終章

35

 〝第二次モルトヴァン戦役〟が終結してから七日後。

 崩れかかっているモルトヴァン城のバルコニーから、正式に戴冠したリノンが純白のドレス姿で演説を行っていた。

「わたし達はレムルスという脅威から解放されましたが、同時に偉大な英雄達を失いました」

 傍らに控える王立魔導騎士団長のアメリーが鼻を啜り、筆頭宮廷魔導士のジョルジョアンナが、その背中にそっと手を添えた。

「その一人は、私の……ぐじゅっ!」

 リノンも鼻声になり、目元を覆う。

 同時に、空中に浮かんでいた巨大な魔晶投影に悠太の肖像画が映る。

 下に走る大通りには、悠太や『夜明けの月』の遺体が収まった棺を担ぐ王立魔導騎士団がゆっくりと進む。

 沿道には、各地に散らばっていたルバチア王国民の生き残りや、悠太とともに〝第二次モルトヴァン戦役〟に臨んだ魔導士達が並ぶ。

 今や悠太を臆病者と罵る者はいない。悠太無くしてはヴェルバリタの解放は成らなかった。

 あれから悠太の意識は戻らず、リノン達は必死に回復魔法をかけつづけたが、心臓も呼吸も停止したままであった。

 悲しみに身を引き裂かれる思いであったリノンだが、やるべきことを推し進める。

 悠太やフェルディナンド達が、その身を投じてくれた末のルバチア奪還。

 今、彼らの国葬と、復興開始の宣言を、ヴェルバリタ中に伝信している最中なのだ。

「うぅ、うぐ……!」

 しかし、とうとう立っていられなくなり、リノンの演説が中断してしまう。

「陛下ぁ~!」

「ほれ、しっかりせねば、天国のユータに笑われますぞい」

 アメリーは顔をぐちゃぐちゃにして駆け寄り、口ではそう言うジョルジョアンナも目尻に涙を滲ませて、リノンを支える。

 リノンは小さく頷き、ハンカチを取り出してズーピーと盛大に鼻をかんでから、再び集まった者達へと向き直る。

「わたしは、一生……いえ、来世でも彼らのことを忘れませんっ! そして、彼らがもたらしてくれた平和をずっと守っていけるよう、ルバチアを豊かな国にしていきたいと、ここに誓います!」

 このリノンの宣誓は、十年も経たない内に実現することとなる。

 かつて以上の活気に満ちあふれたルバチアは、グゼリアとシュレーフォスの国力を遙かに上回る大国へとのし上がるのである。

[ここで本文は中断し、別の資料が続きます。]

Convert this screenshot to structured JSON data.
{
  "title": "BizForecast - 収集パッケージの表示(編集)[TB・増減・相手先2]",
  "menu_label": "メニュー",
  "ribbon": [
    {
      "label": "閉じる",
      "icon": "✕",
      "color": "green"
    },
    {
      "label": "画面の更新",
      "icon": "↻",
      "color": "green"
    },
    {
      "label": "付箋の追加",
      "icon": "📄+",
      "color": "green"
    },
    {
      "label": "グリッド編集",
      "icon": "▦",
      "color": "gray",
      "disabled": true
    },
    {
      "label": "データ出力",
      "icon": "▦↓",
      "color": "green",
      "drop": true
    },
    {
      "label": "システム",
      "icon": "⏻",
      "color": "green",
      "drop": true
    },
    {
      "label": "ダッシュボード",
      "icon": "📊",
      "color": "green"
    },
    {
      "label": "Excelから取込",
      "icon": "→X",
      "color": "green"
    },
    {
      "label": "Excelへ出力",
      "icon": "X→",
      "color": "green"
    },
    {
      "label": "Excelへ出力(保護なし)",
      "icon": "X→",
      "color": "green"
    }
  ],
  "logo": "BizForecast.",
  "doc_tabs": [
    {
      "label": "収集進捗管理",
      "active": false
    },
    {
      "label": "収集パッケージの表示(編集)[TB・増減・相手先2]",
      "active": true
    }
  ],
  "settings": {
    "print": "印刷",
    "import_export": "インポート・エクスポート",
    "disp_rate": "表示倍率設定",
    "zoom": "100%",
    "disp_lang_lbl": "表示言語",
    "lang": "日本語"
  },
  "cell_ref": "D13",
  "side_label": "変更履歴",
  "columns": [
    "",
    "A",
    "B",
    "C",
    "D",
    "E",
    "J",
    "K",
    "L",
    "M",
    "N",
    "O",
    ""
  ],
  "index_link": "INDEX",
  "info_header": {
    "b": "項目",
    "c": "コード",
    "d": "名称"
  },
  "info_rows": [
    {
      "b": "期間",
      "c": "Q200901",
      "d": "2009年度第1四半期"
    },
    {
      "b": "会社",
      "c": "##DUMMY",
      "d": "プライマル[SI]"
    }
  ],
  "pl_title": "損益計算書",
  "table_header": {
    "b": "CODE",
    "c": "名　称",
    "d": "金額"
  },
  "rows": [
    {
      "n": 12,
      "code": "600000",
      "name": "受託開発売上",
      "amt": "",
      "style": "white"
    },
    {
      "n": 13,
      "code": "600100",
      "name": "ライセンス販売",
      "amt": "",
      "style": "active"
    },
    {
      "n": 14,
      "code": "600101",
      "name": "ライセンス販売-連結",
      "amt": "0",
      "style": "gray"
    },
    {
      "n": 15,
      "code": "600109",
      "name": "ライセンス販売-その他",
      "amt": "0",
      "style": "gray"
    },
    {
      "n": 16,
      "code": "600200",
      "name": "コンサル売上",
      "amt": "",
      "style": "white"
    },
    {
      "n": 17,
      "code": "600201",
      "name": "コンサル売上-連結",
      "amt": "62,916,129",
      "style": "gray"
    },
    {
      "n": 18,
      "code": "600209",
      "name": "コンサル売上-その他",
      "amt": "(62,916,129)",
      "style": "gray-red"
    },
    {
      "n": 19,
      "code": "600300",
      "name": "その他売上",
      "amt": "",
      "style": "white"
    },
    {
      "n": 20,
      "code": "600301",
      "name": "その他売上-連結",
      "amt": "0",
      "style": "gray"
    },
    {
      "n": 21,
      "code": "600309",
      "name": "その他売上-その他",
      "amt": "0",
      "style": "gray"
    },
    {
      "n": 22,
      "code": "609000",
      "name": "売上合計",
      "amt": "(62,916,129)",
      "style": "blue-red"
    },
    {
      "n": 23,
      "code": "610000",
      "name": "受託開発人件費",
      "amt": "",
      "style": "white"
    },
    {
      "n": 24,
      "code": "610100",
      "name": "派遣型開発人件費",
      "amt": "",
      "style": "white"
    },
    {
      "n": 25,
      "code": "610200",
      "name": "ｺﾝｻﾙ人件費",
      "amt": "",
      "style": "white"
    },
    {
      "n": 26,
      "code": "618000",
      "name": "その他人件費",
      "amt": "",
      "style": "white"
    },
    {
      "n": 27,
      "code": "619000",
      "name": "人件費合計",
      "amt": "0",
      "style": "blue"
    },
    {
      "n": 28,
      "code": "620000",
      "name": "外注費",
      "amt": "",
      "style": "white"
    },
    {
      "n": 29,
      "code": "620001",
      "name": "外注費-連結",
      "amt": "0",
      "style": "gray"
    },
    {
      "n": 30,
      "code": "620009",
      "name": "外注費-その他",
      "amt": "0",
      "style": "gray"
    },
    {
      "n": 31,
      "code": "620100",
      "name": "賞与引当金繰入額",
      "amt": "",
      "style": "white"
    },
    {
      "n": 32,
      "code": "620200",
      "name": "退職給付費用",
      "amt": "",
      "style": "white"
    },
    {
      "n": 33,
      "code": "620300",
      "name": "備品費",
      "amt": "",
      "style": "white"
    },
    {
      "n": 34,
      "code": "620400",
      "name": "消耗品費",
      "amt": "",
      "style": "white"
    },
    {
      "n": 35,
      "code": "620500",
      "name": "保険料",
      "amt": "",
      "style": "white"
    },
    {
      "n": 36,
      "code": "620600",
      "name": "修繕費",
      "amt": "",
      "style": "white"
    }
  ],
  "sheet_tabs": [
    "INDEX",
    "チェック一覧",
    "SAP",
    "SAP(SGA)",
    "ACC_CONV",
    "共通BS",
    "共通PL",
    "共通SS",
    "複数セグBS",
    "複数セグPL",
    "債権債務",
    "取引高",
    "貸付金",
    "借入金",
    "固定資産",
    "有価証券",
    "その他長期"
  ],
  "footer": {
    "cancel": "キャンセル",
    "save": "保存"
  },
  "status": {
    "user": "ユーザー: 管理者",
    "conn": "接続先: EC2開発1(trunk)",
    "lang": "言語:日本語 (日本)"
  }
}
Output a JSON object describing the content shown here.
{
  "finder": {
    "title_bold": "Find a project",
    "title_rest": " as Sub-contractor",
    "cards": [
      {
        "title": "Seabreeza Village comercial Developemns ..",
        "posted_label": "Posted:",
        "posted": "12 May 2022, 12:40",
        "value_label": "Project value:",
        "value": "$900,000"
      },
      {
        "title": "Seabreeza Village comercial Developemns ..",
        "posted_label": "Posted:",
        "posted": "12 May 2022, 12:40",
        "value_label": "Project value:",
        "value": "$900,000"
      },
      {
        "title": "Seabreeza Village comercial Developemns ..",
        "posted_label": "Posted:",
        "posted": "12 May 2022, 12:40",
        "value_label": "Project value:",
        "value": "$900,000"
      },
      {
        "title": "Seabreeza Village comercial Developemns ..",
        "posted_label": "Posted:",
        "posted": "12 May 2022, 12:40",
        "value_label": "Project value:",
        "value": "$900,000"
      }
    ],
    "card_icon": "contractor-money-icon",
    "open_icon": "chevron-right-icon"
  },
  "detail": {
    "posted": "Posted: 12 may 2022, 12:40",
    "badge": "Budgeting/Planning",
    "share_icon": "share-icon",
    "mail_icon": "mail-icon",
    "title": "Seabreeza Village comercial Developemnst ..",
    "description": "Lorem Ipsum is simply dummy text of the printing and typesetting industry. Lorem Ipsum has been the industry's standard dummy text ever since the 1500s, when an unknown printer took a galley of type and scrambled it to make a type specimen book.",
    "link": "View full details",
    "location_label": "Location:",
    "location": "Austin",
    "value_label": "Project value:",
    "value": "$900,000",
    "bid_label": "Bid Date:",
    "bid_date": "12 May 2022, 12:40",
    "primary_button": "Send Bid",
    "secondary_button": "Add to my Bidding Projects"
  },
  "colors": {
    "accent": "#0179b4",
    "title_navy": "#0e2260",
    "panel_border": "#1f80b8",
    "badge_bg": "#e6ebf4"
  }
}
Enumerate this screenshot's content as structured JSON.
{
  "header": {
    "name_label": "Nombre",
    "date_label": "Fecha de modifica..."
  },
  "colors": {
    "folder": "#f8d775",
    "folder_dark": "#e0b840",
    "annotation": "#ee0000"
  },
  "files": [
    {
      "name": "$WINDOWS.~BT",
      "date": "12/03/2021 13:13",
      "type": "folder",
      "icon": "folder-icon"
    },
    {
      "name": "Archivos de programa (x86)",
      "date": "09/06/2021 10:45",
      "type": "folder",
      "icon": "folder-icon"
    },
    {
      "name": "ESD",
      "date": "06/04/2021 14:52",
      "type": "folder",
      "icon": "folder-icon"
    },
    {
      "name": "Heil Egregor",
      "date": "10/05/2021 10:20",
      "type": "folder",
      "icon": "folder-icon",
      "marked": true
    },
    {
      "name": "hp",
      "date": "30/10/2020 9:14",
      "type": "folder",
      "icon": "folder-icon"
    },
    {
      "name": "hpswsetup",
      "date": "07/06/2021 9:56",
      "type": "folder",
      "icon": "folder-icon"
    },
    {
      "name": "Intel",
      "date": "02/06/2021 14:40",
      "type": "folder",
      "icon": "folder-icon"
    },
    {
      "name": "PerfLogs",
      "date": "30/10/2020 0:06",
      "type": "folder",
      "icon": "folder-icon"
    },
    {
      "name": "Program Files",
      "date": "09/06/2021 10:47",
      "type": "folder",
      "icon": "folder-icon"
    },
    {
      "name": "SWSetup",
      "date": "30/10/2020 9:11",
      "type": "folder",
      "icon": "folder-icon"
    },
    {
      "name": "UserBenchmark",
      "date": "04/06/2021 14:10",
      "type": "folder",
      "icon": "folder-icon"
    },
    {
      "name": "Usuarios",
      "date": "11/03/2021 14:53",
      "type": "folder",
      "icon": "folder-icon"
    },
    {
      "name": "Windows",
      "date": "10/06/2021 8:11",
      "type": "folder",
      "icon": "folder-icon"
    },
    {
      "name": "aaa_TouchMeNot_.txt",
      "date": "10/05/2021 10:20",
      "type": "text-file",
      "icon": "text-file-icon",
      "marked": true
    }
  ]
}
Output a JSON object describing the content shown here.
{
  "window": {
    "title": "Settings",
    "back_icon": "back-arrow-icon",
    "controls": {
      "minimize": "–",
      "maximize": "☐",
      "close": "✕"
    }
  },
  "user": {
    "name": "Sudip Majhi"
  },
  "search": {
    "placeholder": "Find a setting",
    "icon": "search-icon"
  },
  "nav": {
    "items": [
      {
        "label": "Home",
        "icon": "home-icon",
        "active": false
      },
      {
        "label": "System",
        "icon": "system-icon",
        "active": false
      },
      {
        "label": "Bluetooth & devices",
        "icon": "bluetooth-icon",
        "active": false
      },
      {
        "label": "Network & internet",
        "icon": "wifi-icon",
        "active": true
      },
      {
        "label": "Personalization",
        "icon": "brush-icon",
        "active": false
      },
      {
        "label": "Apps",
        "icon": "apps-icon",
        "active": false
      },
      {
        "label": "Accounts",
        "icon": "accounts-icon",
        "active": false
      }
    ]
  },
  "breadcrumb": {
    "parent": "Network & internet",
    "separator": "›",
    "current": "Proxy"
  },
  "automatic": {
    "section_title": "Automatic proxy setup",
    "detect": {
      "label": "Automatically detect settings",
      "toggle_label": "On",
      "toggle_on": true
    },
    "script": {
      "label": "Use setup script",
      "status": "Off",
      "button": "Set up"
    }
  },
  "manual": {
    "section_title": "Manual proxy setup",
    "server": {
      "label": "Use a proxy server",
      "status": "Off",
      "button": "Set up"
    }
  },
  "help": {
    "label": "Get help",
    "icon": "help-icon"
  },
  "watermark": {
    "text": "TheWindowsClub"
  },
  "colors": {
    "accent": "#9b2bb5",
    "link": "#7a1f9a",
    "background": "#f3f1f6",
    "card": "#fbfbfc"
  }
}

「ですが、今は……今だけは、彼らの死を静かに悼みましょう」

 リノンが両手を組むと、その眼下――モルトヴァン城の入口に、悠太達の棺が到着する。

 周辺には、ヴァレンティーネとコーデリカとナターシャ、人の姿に戻ったチッカらが、リノンと同様に手を組んで俯いていた。

 その後ろに並ぶルバチア兵士の列がラッパを鳴らすと、皆が黙祷を捧げる。

 清々しく晴れ渡ったモルトヴァンの空に反し、随分と悲しげな音色である。

 それに混じり、しめやかな場に相応しくない物音が立つ。

 発生源は悠太が眠る棺からであった。

 ガタガタと蓋が震え、皆が狼狽えた。

 そして、

「やっと開いた……って、何事……っ?」

 棺の中から上半身を起こした悠太が周囲を見渡してビクッとなる。

 拍子に尻尾が棺から顔を出し、頭上の猫耳がピクリと跳ねた。